U.S. Loses Jobs For First Time In Five Years

President Bush prodded Congress to pass an economic stimulus package Friday, pointing to 'troubling signs' in a new report that ended a 52-month streak of national job growth. Video by AP
By Neil Irwin
Washington Post Staff Writer
Saturday, February 2, 2008

The nation shed jobs in January, the government reported yesterday, the first monthly loss since 2003, providing fresh evidence that the housing downturn and credit crisis have spread to the job market.

Economists have been counting on steady growth in wages and the number of jobs to keep American households afloat even as their homes become less valuable and the stock market slumps. The net loss of 17,000 jobs in January undermines that expectation, putting even more pressure on Congress to agree on a stimulus plan.
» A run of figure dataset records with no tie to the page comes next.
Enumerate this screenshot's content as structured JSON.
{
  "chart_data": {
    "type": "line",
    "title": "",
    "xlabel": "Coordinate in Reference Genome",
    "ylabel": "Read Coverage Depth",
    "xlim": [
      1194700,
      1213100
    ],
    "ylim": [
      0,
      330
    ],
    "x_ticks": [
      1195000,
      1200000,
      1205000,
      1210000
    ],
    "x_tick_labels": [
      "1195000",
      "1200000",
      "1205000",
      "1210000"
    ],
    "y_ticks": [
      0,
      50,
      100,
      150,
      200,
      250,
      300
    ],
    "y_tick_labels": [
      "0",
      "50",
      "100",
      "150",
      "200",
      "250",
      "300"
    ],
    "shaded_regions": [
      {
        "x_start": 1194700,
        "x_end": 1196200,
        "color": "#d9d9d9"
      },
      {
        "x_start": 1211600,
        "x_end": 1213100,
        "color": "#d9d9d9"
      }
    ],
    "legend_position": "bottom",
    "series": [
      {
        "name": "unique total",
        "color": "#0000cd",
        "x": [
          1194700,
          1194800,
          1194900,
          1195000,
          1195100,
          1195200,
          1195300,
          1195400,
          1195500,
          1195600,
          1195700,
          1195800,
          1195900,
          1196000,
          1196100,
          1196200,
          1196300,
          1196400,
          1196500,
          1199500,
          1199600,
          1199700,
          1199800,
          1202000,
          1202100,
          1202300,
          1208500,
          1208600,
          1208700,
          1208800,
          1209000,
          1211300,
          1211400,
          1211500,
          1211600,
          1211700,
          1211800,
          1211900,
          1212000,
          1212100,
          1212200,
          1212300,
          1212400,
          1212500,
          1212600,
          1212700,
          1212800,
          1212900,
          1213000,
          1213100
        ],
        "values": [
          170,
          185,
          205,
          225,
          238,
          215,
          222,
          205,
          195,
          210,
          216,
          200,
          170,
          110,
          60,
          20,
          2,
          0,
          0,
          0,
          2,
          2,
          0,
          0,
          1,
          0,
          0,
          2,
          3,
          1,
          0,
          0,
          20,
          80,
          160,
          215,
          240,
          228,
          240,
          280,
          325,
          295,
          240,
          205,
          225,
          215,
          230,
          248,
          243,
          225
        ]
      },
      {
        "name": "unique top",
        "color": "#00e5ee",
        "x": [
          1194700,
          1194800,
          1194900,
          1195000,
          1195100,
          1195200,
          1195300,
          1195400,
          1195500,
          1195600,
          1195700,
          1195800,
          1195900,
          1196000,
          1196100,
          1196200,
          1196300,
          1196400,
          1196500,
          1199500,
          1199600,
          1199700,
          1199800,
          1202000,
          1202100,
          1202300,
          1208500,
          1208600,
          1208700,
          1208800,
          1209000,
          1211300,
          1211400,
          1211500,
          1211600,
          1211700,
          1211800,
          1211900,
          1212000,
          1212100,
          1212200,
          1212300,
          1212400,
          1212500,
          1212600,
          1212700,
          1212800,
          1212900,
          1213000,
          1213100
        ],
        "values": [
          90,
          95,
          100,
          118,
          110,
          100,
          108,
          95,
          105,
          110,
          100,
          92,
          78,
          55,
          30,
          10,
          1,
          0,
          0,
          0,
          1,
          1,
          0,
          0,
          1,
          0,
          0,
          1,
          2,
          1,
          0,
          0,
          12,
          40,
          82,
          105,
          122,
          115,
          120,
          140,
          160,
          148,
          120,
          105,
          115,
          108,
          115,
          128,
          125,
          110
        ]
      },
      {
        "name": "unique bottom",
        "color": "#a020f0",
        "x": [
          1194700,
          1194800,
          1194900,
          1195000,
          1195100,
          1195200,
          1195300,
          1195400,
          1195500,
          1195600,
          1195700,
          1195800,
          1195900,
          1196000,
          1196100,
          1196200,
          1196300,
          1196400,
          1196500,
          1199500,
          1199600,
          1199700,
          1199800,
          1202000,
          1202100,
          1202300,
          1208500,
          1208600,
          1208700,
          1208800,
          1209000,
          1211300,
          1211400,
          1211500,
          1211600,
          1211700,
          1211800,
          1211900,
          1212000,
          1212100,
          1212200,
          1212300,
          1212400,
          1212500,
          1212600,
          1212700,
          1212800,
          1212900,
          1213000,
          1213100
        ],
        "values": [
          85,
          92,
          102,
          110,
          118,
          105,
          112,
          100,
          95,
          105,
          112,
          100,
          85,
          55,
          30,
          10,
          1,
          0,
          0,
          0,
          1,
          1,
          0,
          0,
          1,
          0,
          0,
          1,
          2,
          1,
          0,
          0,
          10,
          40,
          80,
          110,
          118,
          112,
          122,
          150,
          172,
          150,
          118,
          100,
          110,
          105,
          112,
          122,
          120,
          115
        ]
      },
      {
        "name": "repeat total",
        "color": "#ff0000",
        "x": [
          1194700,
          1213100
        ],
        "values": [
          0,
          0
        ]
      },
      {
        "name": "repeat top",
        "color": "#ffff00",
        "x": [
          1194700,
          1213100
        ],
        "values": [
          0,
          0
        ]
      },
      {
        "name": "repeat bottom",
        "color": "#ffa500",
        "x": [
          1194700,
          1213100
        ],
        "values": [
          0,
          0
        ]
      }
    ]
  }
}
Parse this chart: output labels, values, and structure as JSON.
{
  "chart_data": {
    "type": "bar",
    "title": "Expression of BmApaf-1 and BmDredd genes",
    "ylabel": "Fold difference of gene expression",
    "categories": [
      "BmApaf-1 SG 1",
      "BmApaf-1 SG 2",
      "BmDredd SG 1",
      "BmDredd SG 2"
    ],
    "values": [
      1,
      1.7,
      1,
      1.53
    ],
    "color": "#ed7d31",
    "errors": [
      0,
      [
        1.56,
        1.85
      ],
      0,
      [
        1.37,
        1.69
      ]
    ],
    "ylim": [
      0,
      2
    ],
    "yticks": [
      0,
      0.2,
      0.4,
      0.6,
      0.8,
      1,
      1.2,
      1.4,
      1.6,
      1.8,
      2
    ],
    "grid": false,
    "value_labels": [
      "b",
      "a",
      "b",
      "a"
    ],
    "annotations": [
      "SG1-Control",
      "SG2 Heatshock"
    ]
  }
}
Economists had forecast a gain of 70,000 jobs.

President Bush acknowledged the weakening economy. "There are certainly some troubling signs," Bush said yesterday in Kansas City, Mo. "There are serious signs that the economy is weakening, and that we've got to do something about it."
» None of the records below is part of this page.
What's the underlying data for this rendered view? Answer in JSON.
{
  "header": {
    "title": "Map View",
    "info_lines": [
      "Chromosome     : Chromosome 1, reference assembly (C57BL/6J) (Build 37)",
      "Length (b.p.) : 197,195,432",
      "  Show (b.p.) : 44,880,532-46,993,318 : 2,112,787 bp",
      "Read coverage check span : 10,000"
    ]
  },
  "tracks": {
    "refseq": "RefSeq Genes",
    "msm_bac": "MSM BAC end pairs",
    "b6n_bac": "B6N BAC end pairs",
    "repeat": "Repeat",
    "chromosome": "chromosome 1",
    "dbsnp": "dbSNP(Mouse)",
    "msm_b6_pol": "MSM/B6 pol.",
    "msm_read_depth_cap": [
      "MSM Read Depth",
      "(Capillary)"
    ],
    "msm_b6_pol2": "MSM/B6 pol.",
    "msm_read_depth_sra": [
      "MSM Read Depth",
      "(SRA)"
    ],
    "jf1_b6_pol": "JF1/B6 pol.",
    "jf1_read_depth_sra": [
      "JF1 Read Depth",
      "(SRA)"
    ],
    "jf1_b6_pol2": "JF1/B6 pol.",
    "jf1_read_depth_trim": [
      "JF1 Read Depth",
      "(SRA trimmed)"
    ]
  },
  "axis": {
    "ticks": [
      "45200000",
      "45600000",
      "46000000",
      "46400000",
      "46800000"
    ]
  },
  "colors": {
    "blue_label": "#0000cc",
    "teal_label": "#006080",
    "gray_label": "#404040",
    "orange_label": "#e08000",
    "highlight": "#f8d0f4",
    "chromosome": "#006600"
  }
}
In his State of the Union Address on Monday, Bush said that the nation had added jobs for 52 consecutive months. He also said that there was "uncertainty" about the economy in the short term.

The unemployment rate was 4.9 percent in January, the Labor Department said, down from 5 percent in December, but still more than the November level of 4.7 percent. Job growth in December was stronger than previously reported, though it was still lower than the rate of job creation needed to match the growth in the labor force.

The January job growth figure will be revised next month as more complete data become available. Whatever that revision, there are clear signs that the labor market is the softest it has been in years. The number of claims for unemployment benefits has risen in recent weeks, and surveys show that increasing numbers of Americans say it is hard to find work. Companies cut back on hours for employees in January, and earnings for non-managers declined.

"There's no question the job market is slowing," said Roy G. Krause, chief executive of Spherion, one of the country's largest recruiting firms. He said conditions remain strong for those with advanced skills.

Democrats blamed the weak results on Bush. "Today's report that our economy actually lost jobs in January confirms my view that we are sliding into a second Bush recession," Sen. Hillary Rodham Clinton (D-N.Y.) said in a statement. Citing the new numbers, Clinton and rival Sen. Barack Obama (D-Ill.) called for the economic stimulus package to include an extension of unemployment insurance benefits, a request the Bush administration has rejected.

The steepest job losses were, as they have been for months, in construction, which shed 27,000 jobs, and manufacturing, which lost 28,000 jobs. Construction employers have cut 141,000 jobs in the past year, reflecting the sharp downturn in the housing sector.

The continued loss of manufacturing jobs occurred despite rising exports. Part of the weakness is tied to manufacturers who produce lumber and other goods used in home construction. Ongoing problems in the auto industry also contributed to the losses in manufacturing.

Banks and other financial institutions cut jobs, reflecting their ongoing financial woes, with a loss of 4,300 jobs in "credit intermediation" and related companies.

Before January, a broad range of service industries had been growing fast enough to more than make up the difference. Now, those industries are reporting either weak job growth or are shedding positions.